It’s deal or deal time for MLB GMs

Published 1:04 pm Monday, July 28, 2008

By By BRIAN HAINES, Sports Writer
It’s the best of times, and the worst of times to be a baseball fan. For big market teams the end of July might as well be Dec. 25. Fans and GMs alike make out a wish list of all the most talented players on sub-par teams and hope Santa can deliver that power pitcher they have always wanted, or that big bat they have set their eyes on since April.
Contrarily, the small market fans pray to the baseball gods that just once, their team’s owner or general manager will hold on to that stud third baseman, or not deal the ace that’s in his prime — but also in a contract year.
Please oh please just resign this one guy, this one time, they beg. But the results are always the same.
But do the big deals bring back big results?
Promising players from (name your small market team here) gets dealt to (name your large market team here) for a crop of up-and-comers every July, only to have the same scenario play out again in two to three years.
Such is life in the MLB, and until there is a salary cap to keep the big market teams in check, and a salary basement to ensure the small market teams spend a couple of bucks, that’s just the way the baseball bounces.
Heading into the final days before the trade deadline the league-wide poker match has already begun, and right now 30 GMs are sitting around a large velvet covered table appraising their chips and deciding if they should go all in, check or fold. But does it really make a difference?
Take a look at last year’s big deadline acquisitions. At this time last season, the Mets, with a 59-46 record, held a two-game advantage over the Phillies before dealing a pair of prospects to the Twins for aging all-star second baseman Louis Castillo.
The speedy, slick-fielding Castillo was brought in to be the ideal No. 2 hitter behind Jose Reyes, and lift New York into the World Series. Instead, the Mets went on an all-time collapse at the end of the year and failed to make the playoffs.
Of course the collapse wasn’t all Castillo’s fault. However, adding the big-name player failed to bring in the desired results.
Another blockbuster trade that failed to provide a playoff appearance took place in Atlanta. While the Braves aren’t necessarily a big market team, they are not exactly the Royals either.
Last year at this time Atlanta was 56-51, and only 3.5 games back behind the NL East leading Mets when it decided to push its chips into the middle of the table and gambled on Rangers’ switch-hitting all-star first baseman Mark Teixeira.

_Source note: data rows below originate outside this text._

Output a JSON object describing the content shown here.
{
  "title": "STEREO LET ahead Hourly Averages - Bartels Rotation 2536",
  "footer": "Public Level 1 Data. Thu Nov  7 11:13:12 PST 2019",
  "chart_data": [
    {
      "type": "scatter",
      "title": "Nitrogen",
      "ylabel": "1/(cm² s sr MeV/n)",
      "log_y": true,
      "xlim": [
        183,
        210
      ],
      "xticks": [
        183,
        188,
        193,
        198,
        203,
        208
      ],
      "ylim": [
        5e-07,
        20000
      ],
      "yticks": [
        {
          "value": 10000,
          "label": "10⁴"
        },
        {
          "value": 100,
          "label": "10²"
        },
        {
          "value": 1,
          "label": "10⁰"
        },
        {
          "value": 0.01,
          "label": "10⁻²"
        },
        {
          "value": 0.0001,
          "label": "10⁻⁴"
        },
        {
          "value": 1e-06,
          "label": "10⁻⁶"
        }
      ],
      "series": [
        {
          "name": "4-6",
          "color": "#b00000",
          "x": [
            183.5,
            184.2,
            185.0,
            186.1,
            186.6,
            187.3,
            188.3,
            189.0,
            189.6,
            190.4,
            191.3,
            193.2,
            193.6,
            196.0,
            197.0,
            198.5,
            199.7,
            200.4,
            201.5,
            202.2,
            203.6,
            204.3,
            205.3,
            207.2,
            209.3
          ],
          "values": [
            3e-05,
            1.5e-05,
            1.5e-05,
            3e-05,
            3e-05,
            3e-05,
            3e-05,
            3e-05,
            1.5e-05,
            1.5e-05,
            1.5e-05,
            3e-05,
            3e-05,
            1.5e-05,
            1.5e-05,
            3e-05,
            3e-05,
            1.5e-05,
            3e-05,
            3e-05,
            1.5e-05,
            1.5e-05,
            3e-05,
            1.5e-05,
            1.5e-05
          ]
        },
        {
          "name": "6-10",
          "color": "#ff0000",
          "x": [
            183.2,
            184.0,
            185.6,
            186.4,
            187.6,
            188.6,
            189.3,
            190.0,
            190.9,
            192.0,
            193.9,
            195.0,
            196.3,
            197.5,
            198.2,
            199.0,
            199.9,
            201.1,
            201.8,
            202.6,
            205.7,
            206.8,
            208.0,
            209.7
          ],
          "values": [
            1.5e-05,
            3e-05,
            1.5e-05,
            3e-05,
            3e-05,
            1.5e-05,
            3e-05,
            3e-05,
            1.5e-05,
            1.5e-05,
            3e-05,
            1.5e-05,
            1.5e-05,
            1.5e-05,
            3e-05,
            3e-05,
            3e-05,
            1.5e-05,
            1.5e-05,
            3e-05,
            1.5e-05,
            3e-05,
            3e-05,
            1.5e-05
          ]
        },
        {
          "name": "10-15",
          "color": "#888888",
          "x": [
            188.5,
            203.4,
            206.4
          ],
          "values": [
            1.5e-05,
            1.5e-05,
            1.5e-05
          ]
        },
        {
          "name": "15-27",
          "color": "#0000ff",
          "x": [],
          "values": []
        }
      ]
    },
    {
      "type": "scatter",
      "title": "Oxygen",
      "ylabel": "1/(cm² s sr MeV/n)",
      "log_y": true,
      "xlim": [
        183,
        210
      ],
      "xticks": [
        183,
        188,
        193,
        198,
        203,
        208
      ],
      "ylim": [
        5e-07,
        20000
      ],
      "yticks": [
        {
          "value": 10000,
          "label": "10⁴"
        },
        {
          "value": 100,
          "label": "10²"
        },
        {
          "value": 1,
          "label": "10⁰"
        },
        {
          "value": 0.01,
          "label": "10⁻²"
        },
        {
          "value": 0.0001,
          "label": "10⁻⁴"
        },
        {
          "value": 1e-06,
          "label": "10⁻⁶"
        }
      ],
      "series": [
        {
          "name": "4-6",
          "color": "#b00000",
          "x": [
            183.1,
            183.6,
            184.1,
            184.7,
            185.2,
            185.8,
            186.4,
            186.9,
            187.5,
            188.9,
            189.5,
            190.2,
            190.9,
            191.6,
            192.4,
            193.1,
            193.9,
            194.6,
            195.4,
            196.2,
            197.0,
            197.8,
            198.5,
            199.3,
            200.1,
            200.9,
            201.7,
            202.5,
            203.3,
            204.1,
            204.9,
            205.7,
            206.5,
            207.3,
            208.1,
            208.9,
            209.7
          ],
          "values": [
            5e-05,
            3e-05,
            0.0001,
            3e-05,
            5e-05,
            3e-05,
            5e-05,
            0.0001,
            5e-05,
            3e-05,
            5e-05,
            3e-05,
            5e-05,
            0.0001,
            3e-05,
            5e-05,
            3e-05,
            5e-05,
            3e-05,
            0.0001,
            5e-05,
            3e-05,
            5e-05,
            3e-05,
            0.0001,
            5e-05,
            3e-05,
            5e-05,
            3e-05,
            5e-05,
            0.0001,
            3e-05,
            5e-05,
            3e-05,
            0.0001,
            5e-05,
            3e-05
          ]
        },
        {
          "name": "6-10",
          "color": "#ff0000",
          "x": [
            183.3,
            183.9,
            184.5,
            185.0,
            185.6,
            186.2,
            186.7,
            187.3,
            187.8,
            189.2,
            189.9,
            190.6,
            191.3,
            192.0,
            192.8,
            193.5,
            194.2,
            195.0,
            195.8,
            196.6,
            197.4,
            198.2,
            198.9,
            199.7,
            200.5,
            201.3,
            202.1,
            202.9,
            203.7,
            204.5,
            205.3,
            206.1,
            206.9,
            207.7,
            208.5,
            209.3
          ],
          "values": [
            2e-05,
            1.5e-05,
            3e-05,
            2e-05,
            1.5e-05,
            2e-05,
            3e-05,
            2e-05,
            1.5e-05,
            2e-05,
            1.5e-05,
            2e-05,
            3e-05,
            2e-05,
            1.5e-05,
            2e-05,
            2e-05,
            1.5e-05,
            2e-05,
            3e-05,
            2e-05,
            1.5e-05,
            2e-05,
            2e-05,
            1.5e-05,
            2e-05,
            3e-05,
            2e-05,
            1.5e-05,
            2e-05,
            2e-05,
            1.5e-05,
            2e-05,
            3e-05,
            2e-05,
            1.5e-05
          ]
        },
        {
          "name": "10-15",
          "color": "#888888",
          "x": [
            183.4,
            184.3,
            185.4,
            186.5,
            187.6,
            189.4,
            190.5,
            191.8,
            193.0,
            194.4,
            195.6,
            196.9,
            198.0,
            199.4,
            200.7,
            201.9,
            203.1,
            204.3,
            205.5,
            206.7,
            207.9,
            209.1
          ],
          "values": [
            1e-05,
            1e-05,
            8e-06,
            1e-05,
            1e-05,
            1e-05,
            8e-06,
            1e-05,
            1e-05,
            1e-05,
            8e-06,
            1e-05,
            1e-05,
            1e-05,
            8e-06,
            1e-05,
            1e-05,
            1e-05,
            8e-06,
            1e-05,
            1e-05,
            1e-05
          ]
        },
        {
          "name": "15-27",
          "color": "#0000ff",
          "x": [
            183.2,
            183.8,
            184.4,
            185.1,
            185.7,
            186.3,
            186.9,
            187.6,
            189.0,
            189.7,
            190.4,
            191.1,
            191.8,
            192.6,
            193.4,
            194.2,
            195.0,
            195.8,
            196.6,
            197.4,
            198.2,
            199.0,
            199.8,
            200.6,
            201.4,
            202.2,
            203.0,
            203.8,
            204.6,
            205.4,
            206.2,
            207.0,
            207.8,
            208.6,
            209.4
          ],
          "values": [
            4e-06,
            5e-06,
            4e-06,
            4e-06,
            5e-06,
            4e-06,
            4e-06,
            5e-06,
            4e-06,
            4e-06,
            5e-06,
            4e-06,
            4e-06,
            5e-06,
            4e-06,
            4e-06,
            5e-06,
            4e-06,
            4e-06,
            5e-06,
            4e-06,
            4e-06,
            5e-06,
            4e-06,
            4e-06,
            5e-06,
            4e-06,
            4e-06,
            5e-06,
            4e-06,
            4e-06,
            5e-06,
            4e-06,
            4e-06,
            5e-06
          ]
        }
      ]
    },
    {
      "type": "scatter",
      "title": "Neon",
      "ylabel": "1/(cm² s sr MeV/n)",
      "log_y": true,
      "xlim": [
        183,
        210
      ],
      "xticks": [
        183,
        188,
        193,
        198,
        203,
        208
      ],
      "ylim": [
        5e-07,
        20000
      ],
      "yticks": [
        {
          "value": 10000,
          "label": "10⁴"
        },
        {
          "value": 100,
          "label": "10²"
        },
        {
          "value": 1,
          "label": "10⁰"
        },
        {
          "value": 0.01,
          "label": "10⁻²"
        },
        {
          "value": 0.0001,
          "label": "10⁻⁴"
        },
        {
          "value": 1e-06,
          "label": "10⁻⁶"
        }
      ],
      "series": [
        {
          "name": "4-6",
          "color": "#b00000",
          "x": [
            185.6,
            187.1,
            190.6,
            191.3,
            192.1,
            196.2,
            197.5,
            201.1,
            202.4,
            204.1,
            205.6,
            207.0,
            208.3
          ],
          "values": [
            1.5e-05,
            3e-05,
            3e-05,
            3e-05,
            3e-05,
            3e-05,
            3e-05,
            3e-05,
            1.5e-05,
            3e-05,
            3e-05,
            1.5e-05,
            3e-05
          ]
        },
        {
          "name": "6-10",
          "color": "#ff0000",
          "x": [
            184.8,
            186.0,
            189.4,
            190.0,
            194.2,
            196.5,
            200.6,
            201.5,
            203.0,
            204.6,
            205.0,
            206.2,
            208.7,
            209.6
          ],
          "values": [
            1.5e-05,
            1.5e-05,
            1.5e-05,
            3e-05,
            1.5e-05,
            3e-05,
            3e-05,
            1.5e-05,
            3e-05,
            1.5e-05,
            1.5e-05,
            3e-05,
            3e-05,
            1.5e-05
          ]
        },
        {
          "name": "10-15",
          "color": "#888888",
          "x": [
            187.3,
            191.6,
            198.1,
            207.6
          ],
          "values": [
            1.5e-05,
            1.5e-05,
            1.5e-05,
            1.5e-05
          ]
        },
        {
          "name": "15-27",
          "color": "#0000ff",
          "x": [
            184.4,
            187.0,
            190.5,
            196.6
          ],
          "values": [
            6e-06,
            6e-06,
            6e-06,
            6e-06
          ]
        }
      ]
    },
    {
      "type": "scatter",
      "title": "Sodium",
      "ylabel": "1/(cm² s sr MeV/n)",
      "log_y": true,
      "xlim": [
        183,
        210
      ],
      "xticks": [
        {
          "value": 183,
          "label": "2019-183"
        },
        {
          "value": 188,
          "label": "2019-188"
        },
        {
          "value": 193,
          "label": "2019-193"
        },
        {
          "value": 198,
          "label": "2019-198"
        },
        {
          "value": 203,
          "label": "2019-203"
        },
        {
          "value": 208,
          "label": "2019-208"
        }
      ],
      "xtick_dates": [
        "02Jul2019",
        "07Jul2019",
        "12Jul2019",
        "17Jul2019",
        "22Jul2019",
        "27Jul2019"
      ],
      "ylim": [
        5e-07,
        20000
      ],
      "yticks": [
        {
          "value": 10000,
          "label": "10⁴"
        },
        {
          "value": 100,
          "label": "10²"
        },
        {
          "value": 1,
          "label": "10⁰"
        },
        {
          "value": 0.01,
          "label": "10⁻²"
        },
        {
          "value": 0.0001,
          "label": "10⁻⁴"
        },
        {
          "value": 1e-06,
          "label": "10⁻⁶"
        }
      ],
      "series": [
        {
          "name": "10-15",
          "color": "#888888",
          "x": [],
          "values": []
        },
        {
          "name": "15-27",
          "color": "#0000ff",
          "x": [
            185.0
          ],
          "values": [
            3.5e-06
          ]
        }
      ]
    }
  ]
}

The Braves traded five prospects for the slugging switch-hitter, most notably catcher Jarrod Saltamacchia, and didn’t even make it to the postseason. To make mattes worse, Teixeira, who is in the last year of his contract, will more than likely sign elsewhere at the end of the year, or be traded again.
Even with the benefit of retrospect, the trade wasn’t too bad of a deal considering Atlanta could afford to lose a top catching prospect due to the play of Brian McCann, but the point is a lot of these blockbuster deadline deals don’t ever pan out.
Just ask the Red Sox, who thought dealing for reliever Eric Gagne and paring him up with Jonathan Papelbon would set them up to have a Mariano Rivera, John Wetland style bullpen. Instead all they got from Gagne was a leaky pen, as Gagne blew save after save for the Sox and was ultimately a non-factor.
The truth is the game has changed, the real high-stakes wheeling and dealing doesn’t take place in July anymore. Yes, I know the Brewers just picked up C.C. Sabathia, but the super-star trades that really make a difference now take place during the winter meetings. Consider the July trading deadline deals to be the Atlantic City, to the winter meetings’ Las Vegas.
The stakes have gotten too high now. There is too much money on the line for GMs to make impulse trades at midnight in the middle of the season. They would rather wait until the winter, this way they can feel the star players’ impact for a whole season, instead of a few months.
The Tigers-Marlins’ deal that involved the Detroit landing Dontrelle Willis and Miguel Cabrera this off-season is more typical of what fans can expect to see in the future, and not during July.
So while fans salivate with anticipation to see which big names go where, keep in mind what happens after the deal.
Did that superstar lead his team to the World Series, or a prolonged playoff push, or did the team even make the postseason? Can you look back one year from now and say you would do the deal again?
The stakes are high, and there is a lot on the line for everyone involved. For general mangers, these mid-season moves either earn you a contract extension, or get you fired. At the same time, standing pat sends the signal that you are content with your team, or not being aggressive enough. Welcome to the life of a Major League Baseball GM: now check, raise or fold.